La nueva interdependencia electrónica
reconstruye el mundo en la imagen de una aldea global.

Marshall McLuhan, filósofo y profesor canadiense (1911-1980)

martes, 21 de marzo de 2017

Primavera 2017. Inicio astronómico (y 3)

(Continuación) O dicho de otro modo. En las latitudes en las que se encuentra la península ibérica, el Sol “sale” por las mañanas antes que el día anterior y, por la tarde, se “pone” después.

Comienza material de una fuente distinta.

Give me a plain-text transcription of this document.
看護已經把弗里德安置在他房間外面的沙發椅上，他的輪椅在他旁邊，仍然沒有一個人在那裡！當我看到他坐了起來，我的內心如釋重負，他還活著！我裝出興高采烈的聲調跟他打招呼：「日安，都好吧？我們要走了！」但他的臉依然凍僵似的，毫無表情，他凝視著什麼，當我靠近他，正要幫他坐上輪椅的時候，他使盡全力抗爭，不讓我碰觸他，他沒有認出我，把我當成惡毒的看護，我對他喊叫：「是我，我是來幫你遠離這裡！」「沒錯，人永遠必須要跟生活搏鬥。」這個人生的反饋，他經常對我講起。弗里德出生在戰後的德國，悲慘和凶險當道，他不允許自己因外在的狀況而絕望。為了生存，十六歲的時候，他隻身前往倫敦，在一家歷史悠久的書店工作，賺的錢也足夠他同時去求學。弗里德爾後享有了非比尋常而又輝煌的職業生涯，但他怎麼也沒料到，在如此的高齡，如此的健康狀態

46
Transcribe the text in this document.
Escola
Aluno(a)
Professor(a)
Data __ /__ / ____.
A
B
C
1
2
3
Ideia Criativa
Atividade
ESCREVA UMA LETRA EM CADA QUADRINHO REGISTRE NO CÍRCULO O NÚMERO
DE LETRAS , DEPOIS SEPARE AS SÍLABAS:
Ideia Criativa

Perdonen la forma de expresarme pero ya saben aquello de “pensando como Copérnico pero hablando como Tolomeo”. Cuantitativamente hablando, desde que se inicie la primavera, el tiempo que el astro esté por encima del horizonte se estima que aumentará en casi tres minutos (3 min) por día.
Y por diferentes razones que ahora no vienen al caso, en este mes tendrá lugar el primer cambio de hora del año. Se producirá, como es habitual, al iniciarse el último domingo del mes de marzo.

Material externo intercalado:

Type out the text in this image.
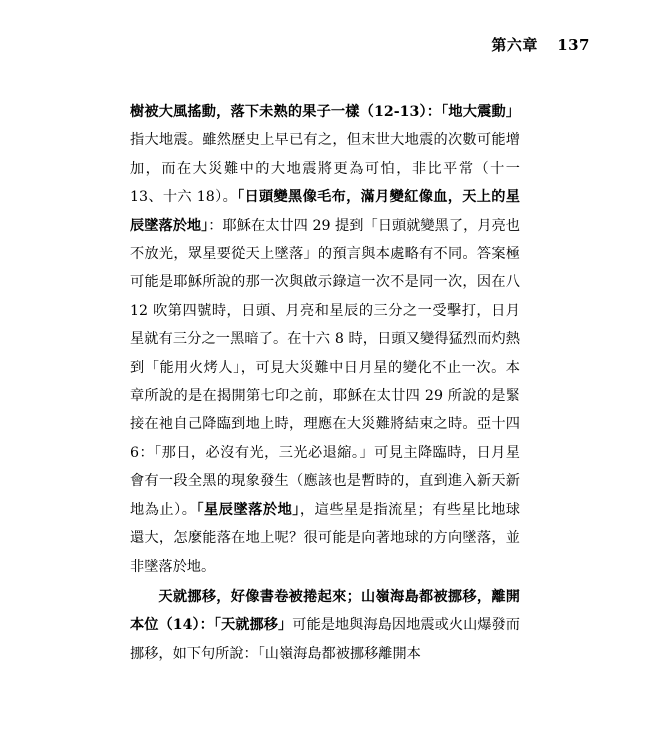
第六章 137
樹被大風搖動，落下未熟的果子一樣（12-13）：「地大震動」指大地震。雖然歷史上早已有之，但末世大地震的次數可能增加，而在大災難中的大地震將更為可怕，非比平常（十一 13、十六 18）。「日頭變黑像毛布，滿月變紅像血，天上的星辰墜落於地」：耶穌在太廿四 29 提到「日頭就變黑了，月亮也不放光，眾星要從天上墜落」的預言與本處略有不同。答案極可能是耶穌所說的那一次與啟示錄這一次不是同一次，因在八 12 吹第四號時，日頭、月亮和星辰的三分之一受擊打，日月星就有三分之一黑暗了。在十六 8 時，日頭又變得猛烈而灼熱到「能用火烤人」，可見大災難中日月星的變化不止一次。本章所說的是在揭開第七印之前，耶穌在太廿四 29 所說的是緊接在祂自己降臨到地上時，理應在大災難將結束之時。亞十四 6：「那日，必沒有光，三光必退縮。」可見主降臨時，日月星會有一段全黑的現象發生（應該也是暫時的，直到進入新天新地為止）。「星辰墜落於地」，這些星是指流星；有些星比地球還大，怎麼能落在地上呢？很可能是向著地球的方向墜落，並非墜落於地。
天就挪移，好像書卷被捲起來；山嶺海島都被挪移，離開本位（14）：「天就挪移」可能是地與海島因地震或火山爆發而挪移，如下句所說：「山嶺海島都被挪移離開本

Así que a las dos (2) de la madrugada hora peninsular, del domingo 26 de marzo, habrá que adelantar el reloj hasta las tres (3). En Canarias, la una (1) de la madrugada pasará a ser las dos (2), y en todo el país este día tendrá, oficialmente, una hora menos.
Habremos recuperado, una vez más, el horario de verano ¿Hasta cuándo?
Adenda primaveral
Todos lo sabemos. Con la llegada de la nueva estación comienzan a subir las frías temperaturas del invierno, haciéndose cada vez más templadas y agradables, pero sin llegar aún a las tórridas veraniegas.

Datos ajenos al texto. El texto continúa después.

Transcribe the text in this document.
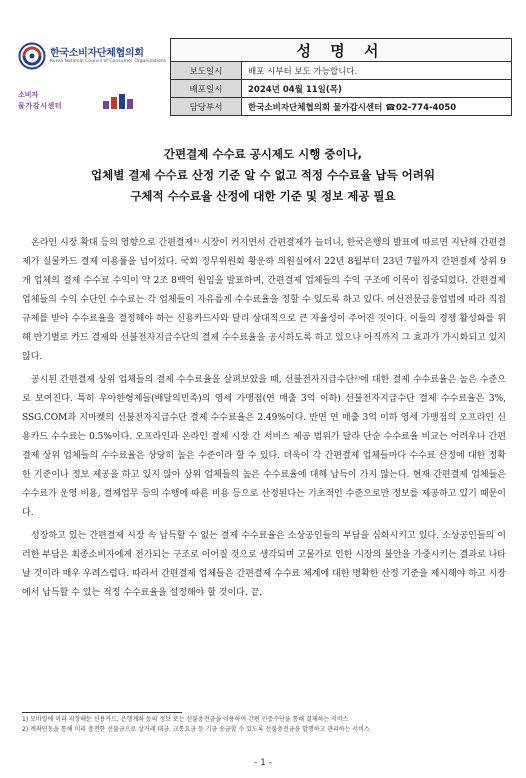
한국소비자단체협의회
Korea National Council of Consumer Organizations
소비자
물가감시센터
성 명 서	
보도일시	배포 시부터 보도 가능합니다.
배포일시	2024년 04월 11일(목)
담당부서	한국소비자단체협의회 물가감시센터 ☎02-774-4050
간편결제 수수료 공시제도 시행 중이나,
업체별 결제 수수료 산정 기준 알 수 없고 적정 수수료율 납득 어려워
구체적 수수료율 산정에 대한 기준 및 정보 제공 필요

온라인 시장 확대 등의 영향으로 간편결제¹⁾ 시장이 커지면서 간편결제가 늘더니, 한국은행의 발표에 따르면 지난해 간편결제가 실물카드 결제 이용률을 넘어섰다. 국회 정무위원회 황운하 의원실에서 22년 8월부터 23년 7월까지 간편결제 상위 9개 업체의 결제 수수료 수익이 약 2조 8백억 원임을 발표하며, 간편결제 업체들의 수익 구조에 이목이 집중되었다. 간편결제 업체들의 수익 수단인 수수료는 각 업체들이 자유롭게 수수료율을 정할 수 있도록 하고 있다. 여신전문금융업법에 따라 직접 규제를 받아 수수료율을 결정해야 하는 신용카드사와 달리 상대적으로 큰 자율성이 주어진 것이다. 이들의 경쟁 활성화를 위해 반기별로 카드 결제와 선불전자지급수단의 결제 수수료율을 공시하도록 하고 있으나 아직까지 그 효과가 가시화되고 있지 않다.

공시된 간편결제 상위 업체들의 결제 수수료율을 살펴보았을 때, 선불전자지급수단²⁾에 대한 결제 수수료율은 높은 수준으로 보여진다. 특히 우아한형제들(배달의민족)의 영세 가맹점(연 매출 3억 이하) 선불전자지급수단 결제 수수료율은 3%, SSG.COM과 지마켓의 선불전자지급수단 결제 수수료율은 2.49%이다. 반면 연 매출 3억 이하 영세 가맹점의 오프라인 신용카드 수수료는 0.5%이다. 오프라인과 온라인 결제 시장 간 서비스 제공 범위가 달라 단순 수수료율 비교는 어려우나 간편결제 상위 업체들의 수수료율은 상당히 높은 수준이라 할 수 있다. 더욱이 각 간편결제 업체들마다 수수료 산정에 대한 정확한 기준이나 정보 제공을 하고 있지 않아 상위 업체들의 높은 수수료율에 대해 납득이 가지 않는다. 현재 간편결제 업체들은 수수료가 운영 비용, 결제업무 등의 수행에 따른 비용 등으로 산정된다는 기초적인 수준으로만 정보를 제공하고 있기 때문이다.

성장하고 있는 간편결제 시장 속 납득할 수 없는 결제 수수료율은 소상공인들의 부담을 심화시키고 있다. 소상공인들의 이러한 부담은 최종소비자에게 전가되는 구조로 이어질 것으로 생각되며 고물가로 인한 시장의 불안을 가중시키는 결과로 나타날 것이라 매우 우려스럽다. 따라서 간편결제 업체들은 간편결제 수수료 체계에 대한 명확한 산정 기준을 제시해야 하고 시장에서 납득할 수 있는 적정 수수료율을 설정해야 할 것이다. 끝.

1) 모바일에 미리 저장해둔 신용카드, 은행계좌 등의 정보 또는 선불충전금을 이용하여 간편 인증수단을 통해 결제하는 서비스
2) 계좌연동을 통해 미리 충전한 선불금으로 상거래 대금, 교통요금 등 기금 송금할 수 있도록 선불충전금을 발행하고 관리하는 서비스
- 1 -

También los días empiezan a ser cada vez más largos, lo que trae consigo un aumento de la luminosidad que a su vez provoca cambios hormonales que llegan, indefectiblemente, a afectar al estado emocional.
No en vano aumentan tanto la carga de la hormona melatonina o N-acetil-5-metoxitriptamina (C13H16N2O2) , que se encuentra tanto en animales y plantas como en hongos, bacterias y en algunas algas.
Como la del neurotransmisor serotonina o 5-hidroxitriptamina (C10H12N2O), ambos encargados  como bien saben de incrementar la alegría, las ganas de salir y el apetito, sí los dos tipos. Sabido es por el refranero que “en primavera la sangre corre ligera”.
Así que bien podemos decir que estamos en la estación del amor, y no son pocos los estímulos sensoriales de todo tipo (visuales, auditivos, olfativos, gustativos, etcétera) que recibimos.
Resumiendo, a bote pronto se me ocurre un ramito de señales primaverales: Los días se vuelven más largos y cálidos (“En abril ya se cena sin candil”). La vegetación empieza a florecer. Las lluvias son abundantes (“En abril, aguas mil”). Y los arcoíris son cada vez más frecuentes (“Cuando el arco iris se ve, o ha llovido o va a llover”).
Sin embargo, siempre hay un pero, no todo son buenas noticias. La nueva estación trae consigo también problemas. Se me ocurren las alergias, no olvidemos que la mayoría de plantas realizan la polinización en primavera, los trastornos de ánimo, las depresiones, etcétera.
En definitiva eso que llaman astenia primaveral, una patología de poca monta, pues de toda la vida de Dios se ha sabido que “la primavera o te adormece o te altera”.